Wer seinen Urlaub hier verbringt, tut dies aus den verschiedensten Gründen und mit den verschiedensten Absichten: Die einen lernen in einem mehrtägigen Seminar unter Anleitung "Schweigen und Meditieren". Andere sind in einer Umbruchssituation oder Lebenskrise und wegen des seelsorgerischen Angebots und der wohltuenden Stille hier. Und einige Rentner wollen hier einfach nur wohl behütet und ärztlich betreut ihre Sommerferien verbringen:

Alte Dame: "Um 7 Uhr war ich zum Tautreten, barfuß durch die Wiese laufen. Da ist ein Therapeut, da treffen sich alle die, die das gerne machen möchten um 7 Uhr – und ich kann keine Gymnastik mehr machen, aber die anderen, die laufen dann noch durch den Park."

Und anschließend kann, wer möchte, auch den Gästegottesdienst besuchen. Ein Angebot, das erstaunlich oft genutzt wird. Obwohl die meisten der Gäste angeben, nicht sehr religiös zu sein.

Alte Dame: "Ich gehe in die Kirche, ich sehe mir das an, nehme auch teil, obwohl ich nicht getauft bin, aber mich interessiert das, und ich finde es toll."

Aber auch wer lieber bis um 11 Uhr schlafen will, danach Minigolf spielen und anschließend in der malerischen Kulisse wandern will, der ist hier gern gesehen. Denn Zwänge gibt es nicht.

Josefa: "Die Gäste haben ja freie Wahl. Es gibt nichts, wo man hin muss, und nichts, wo man nicht hin darf. So ungefähr."

Ganz billig ist der Aufenthalt im Kloster allerdings nicht. Eine Übernachtung im modernen und behindertengerecht eingerichteten Zimmer kostet zwischen 80 und 100 Euro. Aber: Die laufenden Kosten für das alte Anwesen sind hoch und auch der viele Millionen teure Umbau muss sich betriebswirtschaftlich erst noch lohnen.

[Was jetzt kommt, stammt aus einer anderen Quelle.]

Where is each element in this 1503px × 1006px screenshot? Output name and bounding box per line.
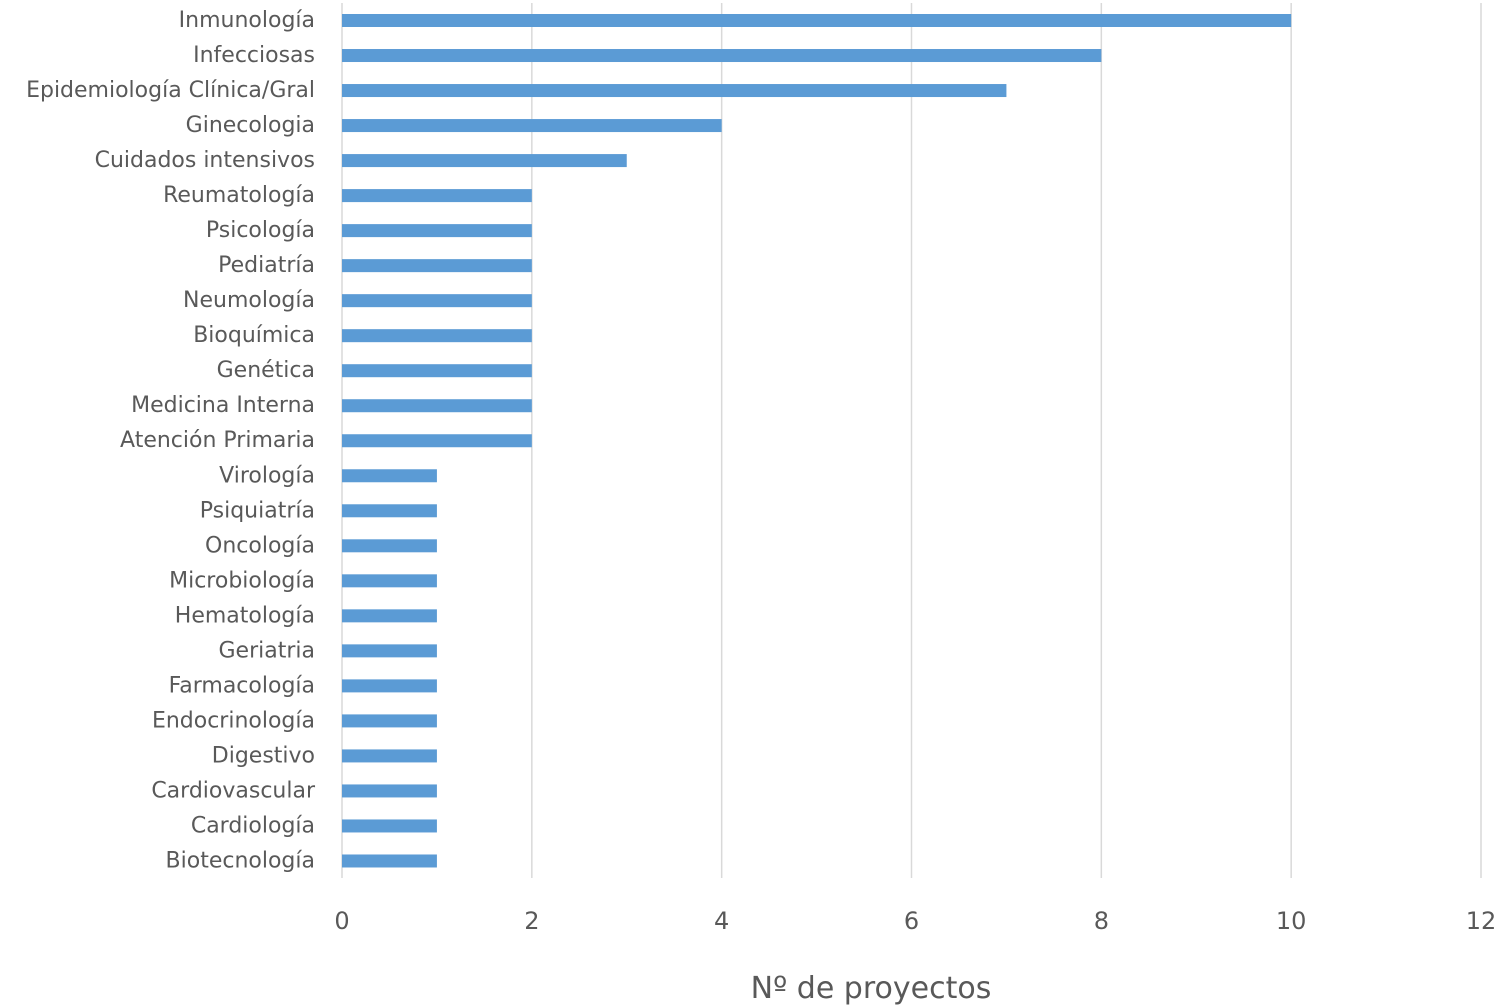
bar	[342, 784, 437, 798]
bar	[342, 469, 437, 483]
category-label: Digestivo	[212, 743, 315, 768]
category-label: Ginecologia	[186, 113, 315, 138]
bar	[342, 434, 532, 448]
bar	[342, 644, 437, 658]
bar	[342, 714, 437, 728]
category-label: Geriatria	[219, 638, 316, 663]
category-label: Reumatología	[163, 183, 315, 208]
category-label: Cuidados intensivos	[95, 148, 315, 173]
bar	[342, 364, 532, 378]
category-label: Genética	[217, 358, 315, 383]
bar	[342, 749, 437, 763]
category-label: Psiquiatría	[200, 498, 315, 523]
category-label: Psicología	[206, 218, 315, 243]
bar	[342, 539, 437, 553]
bar	[342, 504, 437, 518]
category-label: Farmacología	[169, 673, 315, 698]
bar	[342, 574, 437, 588]
category-label: Pediatría	[218, 253, 315, 278]
category-labels: Inmunología Infecciosas Epidemiología Clín…	[26, 8, 316, 873]
category-label: Hematología	[175, 603, 315, 628]
bar	[342, 854, 437, 868]
bar	[342, 49, 1102, 63]
category-label: Neumología	[183, 288, 315, 313]
bar	[342, 399, 532, 413]
x-axis-title: Nº de proyectos	[751, 971, 992, 1006]
gridlines	[341, 3, 1482, 878]
x-tick-label: 2	[524, 907, 539, 935]
category-label: Biotecnología	[166, 848, 315, 873]
bar	[342, 259, 532, 273]
bar	[342, 329, 532, 343]
x-tick-labels: 0 2 4 6 8 10 12	[334, 907, 1496, 935]
category-label: Microbiología	[169, 568, 315, 593]
x-tick-label: 4	[714, 907, 729, 935]
category-label: Cardiovascular	[151, 778, 316, 803]
bar	[342, 119, 722, 133]
category-label: Bioquímica	[193, 323, 315, 348]
bar	[342, 154, 627, 168]
bar	[342, 189, 532, 203]
x-tick-label: 10	[1276, 907, 1307, 935]
bar	[342, 819, 437, 833]
bar	[342, 609, 437, 623]
x-tick-label: 6	[904, 907, 919, 935]
bar	[342, 224, 532, 238]
category-label: Atención Primaria	[120, 428, 315, 453]
category-label: Infecciosas	[193, 43, 315, 68]
category-label: Medicina Interna	[131, 393, 315, 418]
category-label: Cardiología	[191, 813, 315, 838]
category-label: Inmunología	[179, 8, 315, 33]
category-label: Oncología	[205, 533, 315, 558]
category-label: Epidemiología Clínica/Gral	[26, 78, 315, 103]
x-tick-label: 8	[1094, 907, 1109, 935]
x-tick-label: 0	[334, 907, 349, 935]
bar	[342, 84, 1007, 98]
category-label: Endocrinología	[152, 708, 315, 733]
x-tick-label: 12	[1466, 907, 1497, 935]
bars	[342, 14, 1292, 868]
bar	[342, 294, 532, 308]
bar	[342, 679, 437, 693]
bar	[342, 14, 1292, 27]
category-label: Virología	[219, 463, 315, 488]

"Also der Kirche als Organisation gehört gar nichts hier. Also die Klöster sind einfach selbstständig, also der Ordensleitung obliegt es halt, das Ganze zu verwalten, bei uns war es früher auch so, dass wir alles selbst gemacht haben, wir hatten eigene Äcker, wir hatten Landwirtschaft, wir haben uns rundum mit allem selbst versorgt. Der Garten mit Gemüse und Kräutern und was man so brauchte, Obstbäume. Und das ist heute halt eben wirtschaftlich nicht mehr leistbar. Wir haben dann zum Beispiel unseren Gemüsegarten in einen Kräutergarten umgewandelt und bauen heute Kräuter an, die wir dann im Klosterladen auch gleichzeitig wieder vermarkten."

Das "Wellness-Kloster" funktioniert also fast wie ein ganz normales Wirtschaftsunternehmen. Allerdings nur fast, denn wirtschaftlich bereichern kann und will sich hier niemand.

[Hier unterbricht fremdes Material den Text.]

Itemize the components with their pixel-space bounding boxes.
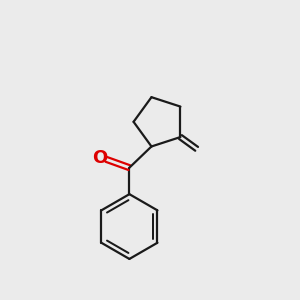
Text: O: O [92,149,108,167]
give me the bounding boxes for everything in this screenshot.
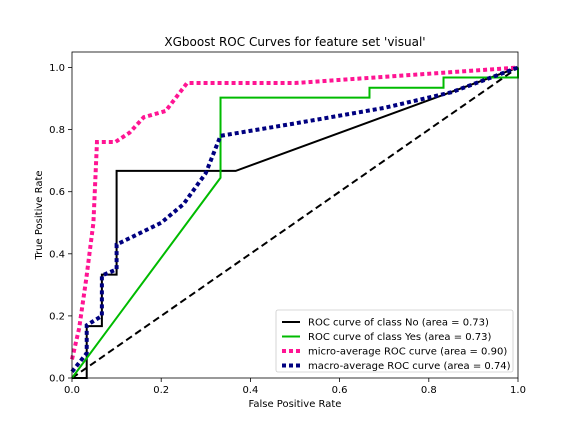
- x-tick-label: 0.6: [332, 385, 348, 396]
- y-tick-label: 0.6: [49, 187, 65, 198]
- legend-label: macro-average ROC curve (area = 0.74): [308, 361, 511, 372]
- x-tick-label: 0.8: [421, 385, 437, 396]
- y-tick-label: 0.2: [49, 311, 65, 322]
- y-tick-label: 0.8: [49, 125, 65, 136]
- x-tick-label: 0.0: [64, 385, 80, 396]
- y-axis-label: True Positive Rate: [34, 170, 45, 260]
- x-tick-label: 0.4: [242, 385, 258, 396]
- legend-label: micro-average ROC curve (area = 0.90): [308, 347, 507, 358]
- x-axis: 0.0 0.2 0.4 0.6 0.8 1.0: [64, 378, 526, 396]
- legend: ROC curve of class No (area = 0.73) ROC c…: [276, 310, 513, 372]
- x-axis-label: False Positive Rate: [249, 399, 342, 410]
- x-tick-label: 0.2: [153, 385, 169, 396]
- legend-label: ROC curve of class Yes (area = 0.73): [308, 332, 492, 343]
- y-tick-label: 0.0: [49, 374, 65, 385]
- y-tick-label: 1.0: [49, 63, 65, 74]
- legend-label: ROC curve of class No (area = 0.73): [308, 318, 489, 329]
- chart-title: XGboost ROC Curves for feature set 'visu…: [164, 35, 425, 49]
- y-tick-label: 0.4: [49, 249, 65, 260]
- x-tick-label: 1.0: [510, 385, 526, 396]
- y-axis: 0.0 0.2 0.4 0.6 0.8 1.0: [49, 63, 72, 384]
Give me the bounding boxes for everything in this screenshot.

"Also man kann sich das nicht vorstellen, dass wir von Kirchensteuern leben würden oder so was – sondern das ist alles selbst erwirtschaftet, und das ist eben auch das Risiko unseres Hauses hier: Wir haben das so aufgebaut, dass wir die Einnahmen mit den Ausgaben ... dass das identisch ist. Dass wir keinen Gewinn machen."